Using deep structure as a starting point has a number of advantages. It enables you to understand:

-how everything is related to everything else (however distantly)
-how skills and knowledge are related
-the importance and relevance of different skills and different types of knowledge

Schools have always had a problem with non-academic skills like plumbing or painting and decorating, partly because they are non-academic skills but also because of their social status. Because fewer people have the skills needed to become lawyers or doctors, these professions command high salaries and high status. Schools tend to measure their success by the number of their graduates who go into high status professions. Not on how happy those graduates are with their work or how useful they are to their communities.

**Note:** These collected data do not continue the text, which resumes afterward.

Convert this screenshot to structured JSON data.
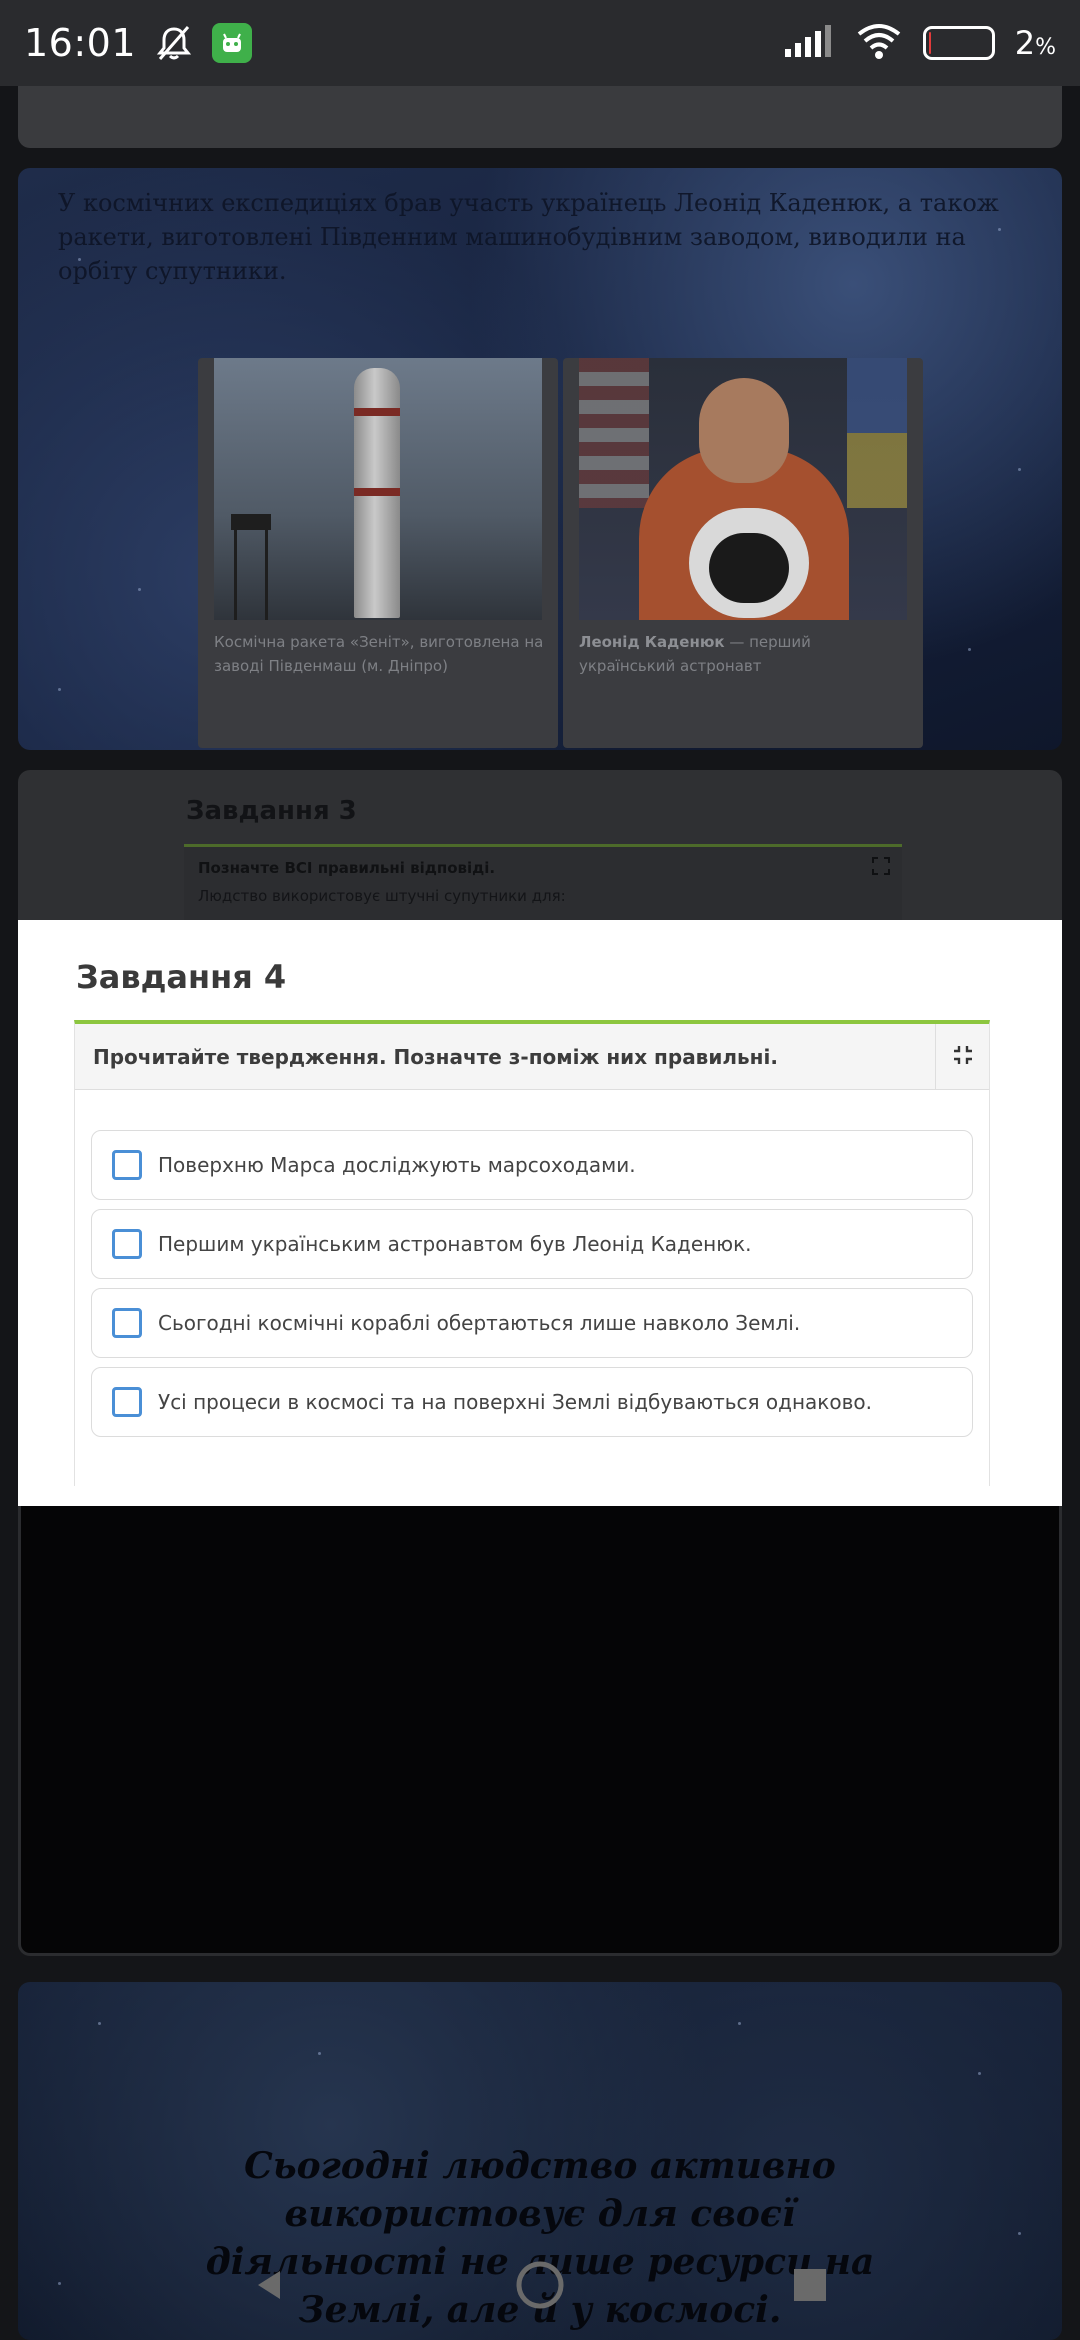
{
  "status_bar": {
    "time": "16:01",
    "battery_percent": "2",
    "battery_unit": "%",
    "battery_level": 0.02,
    "icons": [
      "bell-muted-icon",
      "android-app-icon",
      "signal-icon",
      "wifi-icon",
      "battery-icon"
    ]
  },
  "background": {
    "space_text": "У космічних експедиціях брав участь українець Леонід Каденюк, а також ракети, виготовлені Південним машинобудівним заводом, виводили на орбіту супутники.",
    "photos": [
      {
        "caption": "Космічна ракета «Зеніт», виготовлена на заводі Південмаш (м. Дніпро)"
      },
      {
        "caption_bold": "Леонід Каденюк",
        "caption_rest": " — перший український астронавт"
      }
    ],
    "task3": {
      "title": "Завдання 3",
      "question": "Позначте ВСІ правильні відповіді.",
      "sub": "Людство використовує штучні супутники для:"
    },
    "quote": "Сьогодні людство активно використовує для своєї діяльності не лише ресурси на Землі, але й у космосі."
  },
  "task4": {
    "title": "Завдання 4",
    "question": "Прочитайте твердження. Позначте з-поміж них правильні.",
    "options": [
      {
        "label": "Поверхню Марса досліджують марсоходами.",
        "checked": false
      },
      {
        "label": "Першим українським астронавтом був Леонід Каденюк.",
        "checked": false
      },
      {
        "label": "Сьогодні космічні кораблі обертаються лише навколо Землі.",
        "checked": false
      },
      {
        "label": "Усі процеси в космосі та на поверхні Землі відбуваються однаково.",
        "checked": false
      }
    ],
    "accent_color": "#8cc63f",
    "checkbox_color": "#4a8fd6"
  },
  "nav_bar": {
    "buttons": [
      "back-icon",
      "home-icon",
      "recents-icon"
    ]
  }
}
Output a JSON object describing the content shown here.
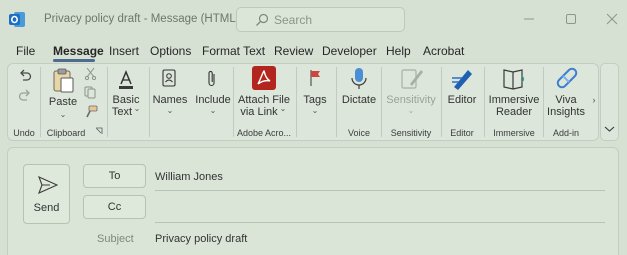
{
  "window": {
    "title": "Privacy policy draft  -  Message (HTML)",
    "search_placeholder": "Search"
  },
  "menu": {
    "items": [
      "File",
      "Message",
      "Insert",
      "Options",
      "Format Text",
      "Review",
      "Developer",
      "Help",
      "Acrobat"
    ],
    "active": "Message"
  },
  "ribbon": {
    "paste": "Paste",
    "basic_text_1": "Basic",
    "basic_text_2": "Text",
    "names": "Names",
    "include": "Include",
    "attach_1": "Attach File",
    "attach_2": "via Link",
    "tags": "Tags",
    "dictate": "Dictate",
    "sensitivity": "Sensitivity",
    "editor": "Editor",
    "immersive_1": "Immersive",
    "immersive_2": "Reader",
    "viva_1": "Viva",
    "viva_2": "Insights",
    "groups": {
      "undo": "Undo",
      "clipboard": "Clipboard",
      "adobe": "Adobe Acro...",
      "voice": "Voice",
      "sensitivity": "Sensitivity",
      "editor": "Editor",
      "immersive": "Immersive",
      "addin": "Add-in"
    }
  },
  "compose": {
    "send": "Send",
    "to_button": "To",
    "cc_button": "Cc",
    "to_value": "William Jones",
    "cc_value": "",
    "subject_label": "Subject",
    "subject_value": "Privacy policy draft"
  },
  "colors": {
    "background": "#d6e1d3",
    "outlook_blue": "#1a6fc4",
    "acrobat_red": "#b3261e",
    "accent_underline": "#4c6b8f"
  }
}
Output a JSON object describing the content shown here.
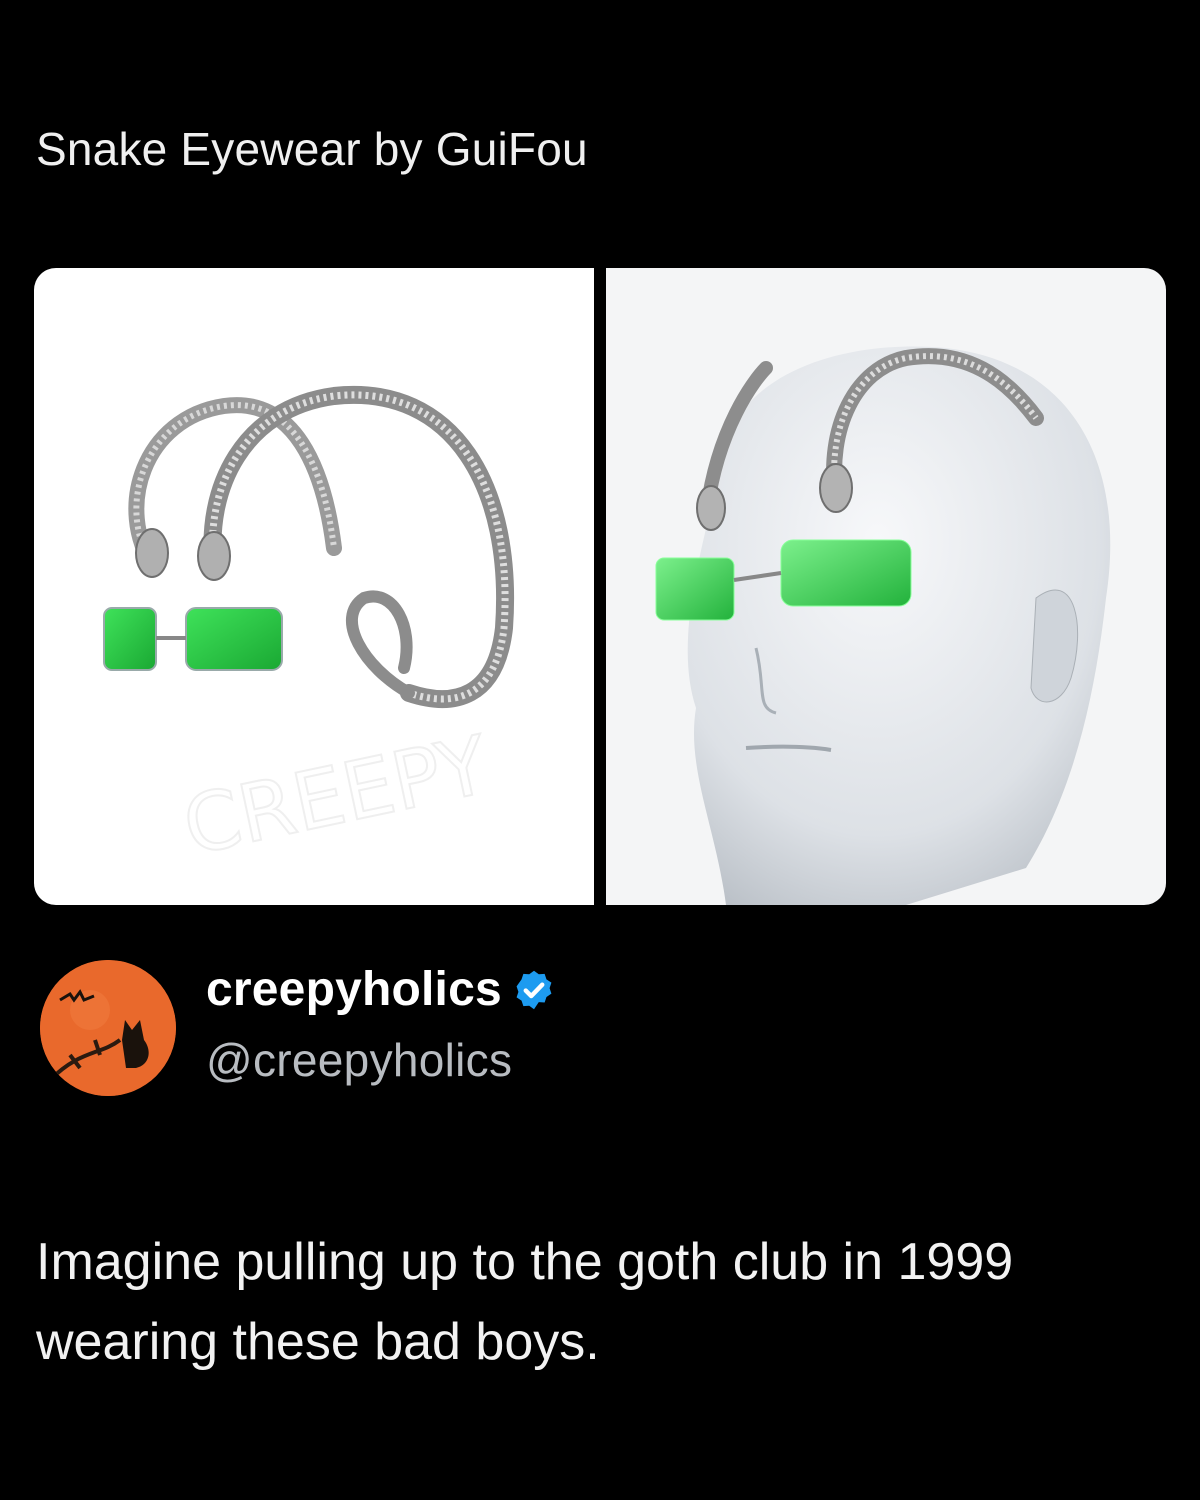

We are frequently reminded that our knowledge about the world is growing at an exponential rate and that specialists can’t hope to keep on top of their own field, never mind others. This has led to increasing specialization and as a consequence there is pressure on the school curriculum to become fragmented and unconnected. Increased specalisation might be inevitable but it doesn’t follow that economists don’t need to understand human behaviour, or that doctors don’t need to grasp the principles of nutrition or that journalists don’t need to know how the brain works. Nor that it’s OK for politicians to understand only politics and not the principles that link everything together.